Journal Transactions on Parallel and Distributed Systems (TPDS2021))
Title of proceedings Transactions on Parallel and Distributed Systems (TPDS2021))

Open Access

URL https://arxiv.org/abs/2106.05108
Type of Open Access Repository (Green Open Access)

Abstract

Exascale computing systems will exhibit high degrees of hierarchical parallelism, with thousands of computing nodes and hundreds of cores per node. Efficiently exploiting hierarchical parallelism is challenging due to load imbalance that arises at multiple levels. OpenMP is the most widely-used standard for expressing and exploiting the ever-increasing node-level parallelism. The scheduling options in OpenMP are insufficient to address the load imbalance that arises during the execution of multithreaded applications. The limited scheduling options in OpenMP hinder research on novel scheduling techniques which require comparison with others from the literature. This work introduces LB4OMP, an open-source dynamic load balancing library that implements successful scheduling algorithms from the literature. LB4OMP is a research infrastructure designed to spur and support present and future scheduling research, for the benefit of multithreaded applications performance.
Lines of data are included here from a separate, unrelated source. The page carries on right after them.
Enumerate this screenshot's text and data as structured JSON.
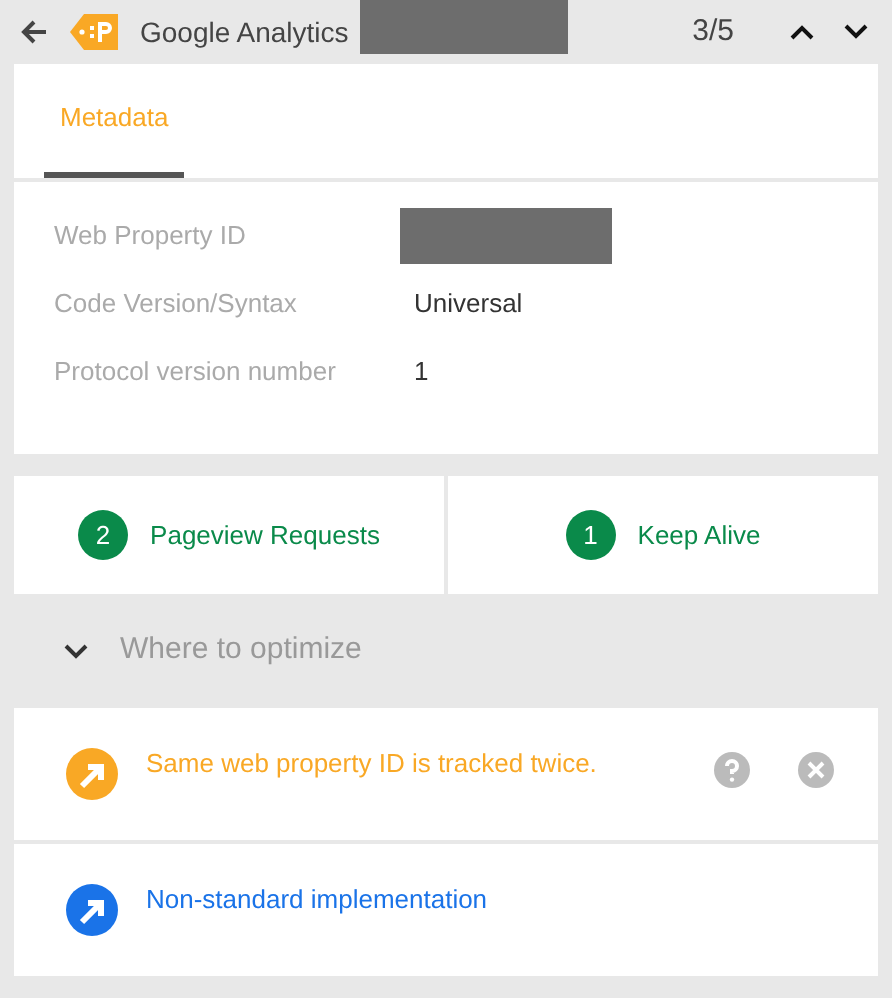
{
  "header": {
    "title": "Google Analytics",
    "title_redacted": true,
    "position": "3/5"
  },
  "tabs": [
    {
      "label": "Metadata",
      "selected": true
    }
  ],
  "metadata": [
    {
      "label": "Web Property ID"
    },
    {
      "label": "Code Version/Syntax",
      "value": "Universal"
    },
    {
      "label": "Protocol version number",
      "value": "1"
    }
  ],
  "counts": [
    {
      "count": "2",
      "label": "Pageview Requests"
    },
    {
      "count": "1",
      "label": "Keep Alive"
    }
  ],
  "section": {
    "title": "Where to optimize",
    "expanded": true
  },
  "issues": [
    {
      "text": "Same web property ID is tracked twice.",
      "color": "#f9a825",
      "actions": true
    },
    {
      "text": "Non-standard implementation",
      "color": "#1a73e8",
      "actions": false
    }
  ]
}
Through an extensive performance analysis campaign, we assess the effectiveness and demystify the performance of all loop scheduling techniques in the library. We show that, for numerous applications-systems pairs, the scheduling techniques in LB4OMP outperform the scheduling options in OpenMP. Node-level load balancing using LB4OMP leads to reduced cross-node load imbalance and to improved MPI+OpenMP applications performance, which is critical for Exascale computing.